All right. I'm going to try to introduce a new phrase to politics. I'm going to call them political gooners. Have you ever heard that phrase? A gooner. It comes from another context. All right. I want to see if anybody knows what it is before I explain it. Those of you who know what it is, you're revealing too much about yourselves. All right. Let me tell you. In the naughty world of adult entertainment, when usually a man is so interested in his own self-pleasure that he takes on sort of a zombie appearance, I would give you an impression but it would be the biggest meme that you ever saw, so I can't give you an impression. But imagine a zombie face where one of the hands is busy and you know what a gooner is like. Oh, you know, that sort of thing.

So but I feel like there's a political gooner class. And that's the people who believe hoaxes. They're obviously not true before you research them. Now I agree with Sam Harris. Nobody's good at research even if they think they are. They're not. But sometimes you don't need to research things to know it's true. Am I right? Let me give you an example. If you heard a story on social media that said that Joe Biden was an actual cannibal and we're just finding out and that he eats children every night for dinner, like actual living children, kills them and eats them, would you need to research that? That's a serious question. Would you need to research that? No, no. You don't need to research that. Who would believe that? Only a political gooner. Somebody who is so busy masturbating to their own team that they could no longer think in any coherent way, right?

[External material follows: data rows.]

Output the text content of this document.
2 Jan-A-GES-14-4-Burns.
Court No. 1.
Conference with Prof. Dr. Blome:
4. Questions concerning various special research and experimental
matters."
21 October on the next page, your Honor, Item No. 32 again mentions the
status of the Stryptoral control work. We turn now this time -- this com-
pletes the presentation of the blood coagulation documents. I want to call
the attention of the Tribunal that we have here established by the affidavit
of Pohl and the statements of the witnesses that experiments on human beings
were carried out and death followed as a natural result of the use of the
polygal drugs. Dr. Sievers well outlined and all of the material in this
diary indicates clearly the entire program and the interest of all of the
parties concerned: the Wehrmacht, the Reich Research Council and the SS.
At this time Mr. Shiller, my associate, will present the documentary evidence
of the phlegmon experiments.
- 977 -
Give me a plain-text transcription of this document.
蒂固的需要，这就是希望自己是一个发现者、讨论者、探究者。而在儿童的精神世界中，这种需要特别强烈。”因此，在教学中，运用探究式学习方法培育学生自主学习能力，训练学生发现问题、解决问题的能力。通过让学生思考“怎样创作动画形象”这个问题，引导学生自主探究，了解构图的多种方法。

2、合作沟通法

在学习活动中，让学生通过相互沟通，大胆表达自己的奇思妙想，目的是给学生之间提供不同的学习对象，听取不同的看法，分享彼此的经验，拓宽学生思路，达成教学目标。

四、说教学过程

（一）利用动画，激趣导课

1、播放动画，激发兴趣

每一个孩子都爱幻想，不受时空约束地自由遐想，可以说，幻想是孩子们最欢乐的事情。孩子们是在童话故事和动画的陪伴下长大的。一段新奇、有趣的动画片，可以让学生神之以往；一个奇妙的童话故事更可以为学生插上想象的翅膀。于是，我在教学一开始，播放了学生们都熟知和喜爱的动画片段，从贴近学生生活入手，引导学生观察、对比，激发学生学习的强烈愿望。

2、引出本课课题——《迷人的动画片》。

Now let me give you an example that's almost like that. The gooners actually believe, they believe that the president of the United States wanted premeditatedly and with full intention got in front of the country and said that neo-Nazis are fine people. Did you have to research that? Did you have to go and really look at the transcript? I mean, I did, but not because I needed to know. It's because I was trying to unprogram the gooners. But the gooners can't hear it because, you know, their hand is going furiously and the brain is just turned off. My team, my team. Okay, I'm going to give you the meme. I'm sorry, I have to give you the meme. It goes like this. Oh, my team, my team, my team, my team. Okay, there's your meme. Have fun with it. Have fun with it. I release it to the universe.

All right. So how about if you heard that a president suggested drinking bleach as a solution to COVID? Did you need to research that? No, you didn't. You did not need to research that. You should not have had to research that. That was clearly and obviously something that didn't happen. And if you say, oh, but Scott, maybe it wasn't bleach but it was a liquid disinfectant. No, no. You don't have to research whether he thought Listerine was okay. No, you don't. You don't have to research that. The only people who would be confused by that would be those people. You couldn't possibly see this on the surface and believe that you have to look into it. You don't. You don't have to look into it. All right. Political gooners.

I also love the fact that the people who believe all the Trump hoaxes, they start with the assumption that they're smarter than Trump. And yet they fall for every hoax. It's a weird assumption. If you start with the assumption you're smarter than him, then anything he says that isn't what you say, you say, oh, well, it must be racist or who thinks you should drink bleach or something. No, no. But if you start with the assumption that he's an intelligent person who might in some cases know more than you do, we've seen examples of that. If you start with that assumption, the hoax just disappears. You have to assume that Trump has an IQ of 70 and somehow became president of the United States anyway. And apparently that's a real belief. I've actually talked to intelligent, successful people who believe that Trump has such a low IQ that he only became president by accident, just a weird conflation of events. That's a real opinion. How do you have that opinion? There's only one way. You're a political gooner for your team.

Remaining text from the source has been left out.